– Да, мэм, – говорила жена Бентона, спокойно глядя на неё, – да, миссис Спотвуд. Извините. – И поскольку Кэсси не нашла, что ответить, начала снова: – Так вы не знаете?
– О чем?
– Мой муж, он уехал, – сказала она, – уехал на войну.
– Да, – раздражённо сказала Кэсси, – сбежал перед самой пахотой, когда и так рук не, хватает.
И снова собственные слова удивили её, потому что она ни о чём таком не думала, слова сами шли ей на язык неизвестно откуда.
– Так вы не знаете? – тихо спросила женщина, заглядывая Кэсси в глаза. – Не знаете, что тут делается? Неужто так и не узнали, за столько-то лет?
Она замолчала, но Кэсси уже все поняла, и опять это головокружение, словно листва, освещённая солнцем, трепещет у тебя перед глазами. Как странно, когда вдруг что-то узнаешь, когда из темноты неведения вдруг возникает отчётливая мысль, почему-то начинает радостно кружиться голова, даже если то, что ты узнала, – ужасно. Будто вдруг становишься самой собой.
В тот вечер, после ужина, когда Сандер ещё допивал свой кофе, она сказала:
– Послушай, Сандер.
– Чего?
– Я все знаю, – сказала она, сама удивляясь своему бесстрашию. Своей независимости.
– Что ты знаешь?
– Жена Бентона сегодня приходила ко мне.
Он насмешливо оглядывал её. Потом сказал:
– А ты, значит, воображала, что во всем округе, кроме тебя, никто юбки не носит? – загоготал и отхлебнул кофе.

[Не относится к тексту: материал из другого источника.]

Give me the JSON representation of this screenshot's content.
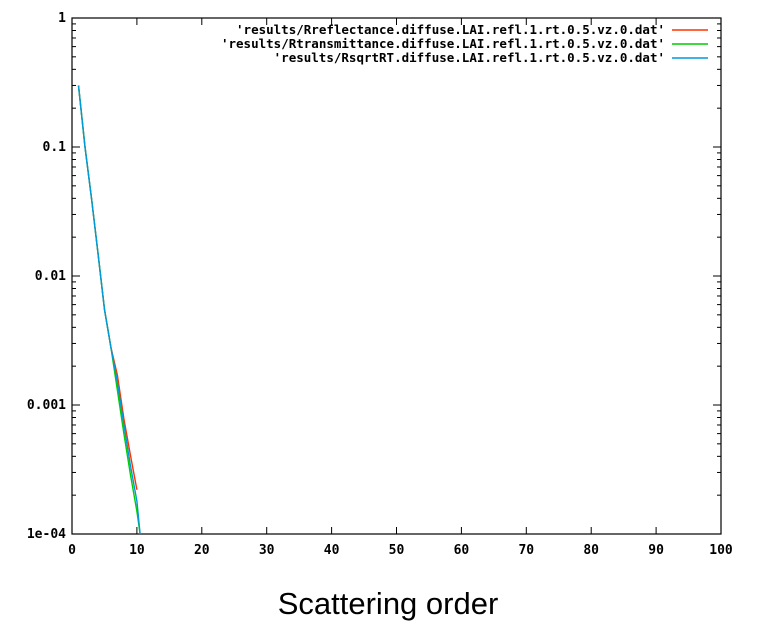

– Ты не понимаешь, Сандер, – терпеливо объяснила она. – Ты думаешь, я к тебе в претензии. Не в этом дело. Мне всё равно. Даже если бы ты побил меня, мне и то было бы всё равно.
Бесстрашие и независимость все ещё не покинули её.
– Ну так чего же ты суёшься?
– А вот чего. Ты ведь прогнал её мужа. Но её прогонять нельзя. Она ждёт ребёнка. От тебя. Ты должен для неё что-нибудь сделать. Если бы ты…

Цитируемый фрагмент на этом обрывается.